I have a list of things I refuse to do because it only increases the chances of overstepping that delicate line between friendship and ending up with nothing at all.
“In that case, can I get a sponge bath?”
She smacks me lightly on the back of my head. “You shut the shower curtain, so I wouldn’t see your penis, but you want a sponge bath?”
“I’m in the middle of a dry spell.”
She laughs, standing to her feet.
“Wash my hair?” I ask before she sneaks out of the room.
She walks back in immediately. “Fine.”
Kneeling back down to the linoleum floor, I slide up in the tub and bring my head back, making it easier on her to reach my head and easier for me to hide my package.

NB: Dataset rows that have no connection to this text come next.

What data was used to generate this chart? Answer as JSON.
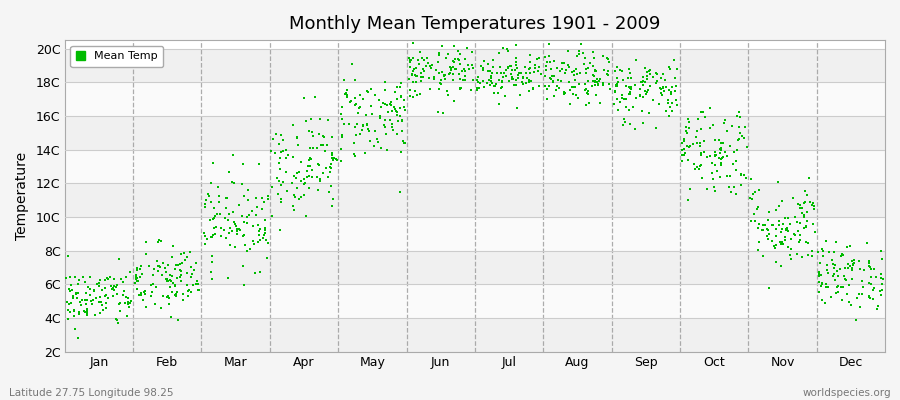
{
  "title": "Monthly Mean Temperatures 1901 - 2009",
  "ylabel": "Temperature",
  "subtitle_left": "Latitude 27.75 Longitude 98.25",
  "subtitle_right": "worldspecies.org",
  "legend_label": "Mean Temp",
  "ytick_labels": [
    "2C",
    "4C",
    "6C",
    "8C",
    "10C",
    "12C",
    "14C",
    "16C",
    "18C",
    "20C"
  ],
  "ytick_values": [
    2,
    4,
    6,
    8,
    10,
    12,
    14,
    16,
    18,
    20
  ],
  "ylim": [
    2,
    20.5
  ],
  "months": [
    "Jan",
    "Feb",
    "Mar",
    "Apr",
    "May",
    "Jun",
    "Jul",
    "Aug",
    "Sep",
    "Oct",
    "Nov",
    "Dec"
  ],
  "background_color": "#f5f5f5",
  "plot_bg_color": "#ffffff",
  "dot_color": "#00bb00",
  "dot_size": 3,
  "dashed_color": "#999999",
  "band_colors": [
    "#f0f0f0",
    "#fafafa"
  ],
  "month_means": [
    5.2,
    6.2,
    9.8,
    13.2,
    16.0,
    18.5,
    18.5,
    18.2,
    17.5,
    14.0,
    9.5,
    6.5
  ],
  "month_stds": [
    0.9,
    1.1,
    1.4,
    1.5,
    1.3,
    0.8,
    0.7,
    0.8,
    1.0,
    1.4,
    1.3,
    1.0
  ],
  "n_points_per_month": 109,
  "seed": 42
}
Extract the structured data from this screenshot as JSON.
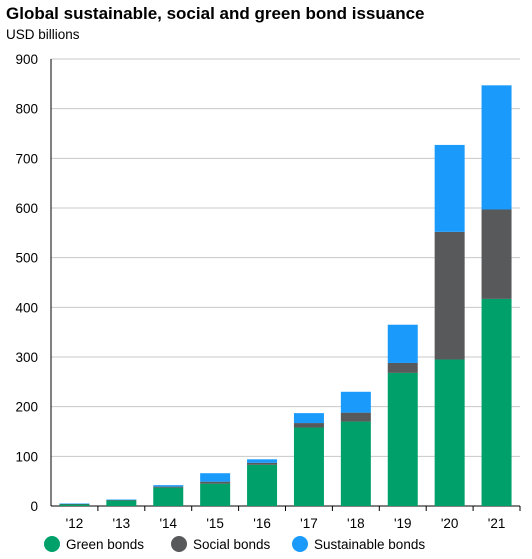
{
  "chart_data": {
    "type": "bar",
    "stacked": true,
    "title": "Global sustainable, social and green bond issuance",
    "subtitle": "USD billions",
    "xlabel": "",
    "ylabel": "",
    "ylim": [
      0,
      900
    ],
    "yticks": [
      0,
      100,
      200,
      300,
      400,
      500,
      600,
      700,
      800,
      900
    ],
    "grid": true,
    "legend_position": "bottom",
    "categories": [
      "'12",
      "'13",
      "'14",
      "'15",
      "'16",
      "'17",
      "'18",
      "'19",
      "'20",
      "'21"
    ],
    "series": [
      {
        "name": "Green bonds",
        "color": "#00a06a",
        "values": [
          3,
          11,
          37,
          45,
          83,
          158,
          170,
          268,
          295,
          417
        ]
      },
      {
        "name": "Social bonds",
        "color": "#58595b",
        "values": [
          1,
          1,
          2,
          4,
          4,
          9,
          18,
          20,
          257,
          180
        ]
      },
      {
        "name": "Sustainable bonds",
        "color": "#1a9bfc",
        "values": [
          1,
          1,
          3,
          17,
          7,
          20,
          42,
          77,
          175,
          250
        ]
      }
    ]
  }
}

She squeezes shampoo into her hands, lathering it up and then moves her fingers along my scalp. Her gentle hands work my hair better than any hairdresser and I close my eyes at the peaceful feeling that engulfs me.
Neither one of us says anything, but she doesn’t rush the job. Using her niece Molly’s hair bucket thingy, she dips it in and pours it over my head, still using her fingers to help the water rinse the suds out. Her breast
rubs against my arm and a zillion bolts of something that feels like electricity head straight to my dick. Skylar Walsh’s breast has grazed my arm more times than the Pope has said a Hail Mary. So, why does my dick decide that right now is the time to react? I try to shift a bit, but it’s useless. There’s no concealing the fact that it’s sprouting out of the water like a fucking whale surfacing.
Maybe a sponge bath wasn’t such a good idea.
Her hands work faster, and I bring my knees up, hoping like hell she can’t see it. When she finishes, my body already yearns to keep her with me, but she stands, drying her hands on the towel. “If you need help getting out, holler.”
Did she feel the energy shift, too?
“I’ll be good, thanks.”
She says nothing, and I hear her footsteps descending the stairs. Thank goodness. I’ll be in peace with my erect dick to dry off.
I slide back, resting my arm on the side of the tub, my head leaning back on the warm tile. Closing my eyes, my brain is anything but calm. Maybe it’s the injury messing with my mojo.
I hear the front door open, small footsteps running in and then the door slam closed again.
“Aunt Sky! Aunt Sky!” her nephew Caiden yells.
“Auntie Sky!” Molly screams.
Shit. Zoe and her kids are here.
“Hey guys.” Skylar’s probably bending down to swoop them up. Her niece and nephew are her world.